1980’lere kadar sıkı bir şekilde uygulanan bu kural o senelerde Arap Popu’nun doğması ve bu yeni müzik türünün sadece Mısır’da değil bütün Arap dünyasında rağbet görmesi üzerine önce gevşemiş, daha sonra askıya alınmıştı. Abdurrahman Reşad’ın açıklamasında söylediği gibi Arap Müziği’nin gelmiş geçmiş en büyük erkek seslerinden olan, hattâ çok meşhur bazı şarkıları bizde de seneler boyunca yürütülerek Türk bestecilerin eserleri gibi ortaya sürülen ve oldukça rağbet gören Abdülhalim Hafız bile bu yeterlilik sınavından vaktiyle defalarca geçmiş, okuduğu eserlerin radyolarda çalınmasına sınavlar sonrasında izin verilmişti.

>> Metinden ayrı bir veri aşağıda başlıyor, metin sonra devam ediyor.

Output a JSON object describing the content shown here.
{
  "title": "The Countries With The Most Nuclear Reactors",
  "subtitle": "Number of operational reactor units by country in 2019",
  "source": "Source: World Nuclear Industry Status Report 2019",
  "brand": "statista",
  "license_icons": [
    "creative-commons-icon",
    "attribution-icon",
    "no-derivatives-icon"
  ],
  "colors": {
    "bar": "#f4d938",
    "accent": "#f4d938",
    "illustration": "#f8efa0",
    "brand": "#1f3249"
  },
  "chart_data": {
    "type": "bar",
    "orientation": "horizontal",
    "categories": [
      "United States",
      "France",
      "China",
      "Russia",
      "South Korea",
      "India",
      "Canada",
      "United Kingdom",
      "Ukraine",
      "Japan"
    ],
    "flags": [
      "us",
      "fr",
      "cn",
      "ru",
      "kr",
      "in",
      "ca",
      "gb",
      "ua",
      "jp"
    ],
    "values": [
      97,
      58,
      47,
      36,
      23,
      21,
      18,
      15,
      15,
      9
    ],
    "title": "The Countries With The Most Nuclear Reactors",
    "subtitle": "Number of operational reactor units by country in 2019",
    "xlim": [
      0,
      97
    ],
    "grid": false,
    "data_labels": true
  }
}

Getirilen yasak çok sayıda icracıyı ama öncelikle iki sanatçı ile bir Arapça rap grubunu etkiliyor: Son senelerde sesinin yanısıra “erotik” sayılan klipleri ile de şöhret kazanmış Lübnanlı okuyucu Heyfa Vehbi’yi, Mısır’daki protest müziğin önemli isimlerinden olan ve şarkılarında Muhammed Mursi’yi açıkça destekleyip General Sisi’nin darbesine karşı çıkan Hamza Nemire’yi ve “Oka ile Ortiga” grubunu...
1930’lardan buyana İngilizler’in BBC’si ile beraber dünyanın en fazla dinlenen yayın kuruluşlarından olan Mısır’ın devlet radyoları, özellikle de Kahire Radyosu sadece Mısırlılar’a değil, bütün Arap dünyasına seslenmiştir. Hattâ radyolarda Türk Müziği’nin yasaklı olduğu 1930’lu senelerde binlerce Türk dinleyici de antenlerini “Savtu’l- Arab min el-Kahire”ye, yani Kahire Radyosu’na çevirmişler, uzun müddet Abdülvehab’a, Ümmügülsüm’e ve daha birçok Mısırlı sanatçının icralarına kulak vermişlerdir..."
Bardakçı bizim 1934 TM yasağı ile Sisi'nin bugün yaptıkları arasında ima yollu bağlantı kuruyor ve şöyle devam ediyor:
"Meselenin bir başka tarafı daha var: Mısır, bu karar ile aslında bir taş ile iki kuş vurmaya çalışıyor; Sisi rejimine muhalif gördüğü seslerin radyolardan dinlenmesini engelliyor, yani geçmişteki bütün diktatörlüklerde, meselâ Yunanistan’da, Almanya’da, Sovyetler’de, İspanya’da ve hattâ darbe dönemi Türkiyesi’nde de olduğu gibi bazı muhalif sanatçıları susturma yoluna gidiyor ama diğer taraftan muhafazakâr ve muhalif kesimin ağzına küçük de olsa bir parmak bal çalmaya çalışıyor.
Musikisi konusunda da hassas olan muhafazakâr çevrelere “Bakın, kültürümüzü koruyor ve musikimizin soysuzlaşmasının önüne geçiyoruz” mesajını veriyor."(1)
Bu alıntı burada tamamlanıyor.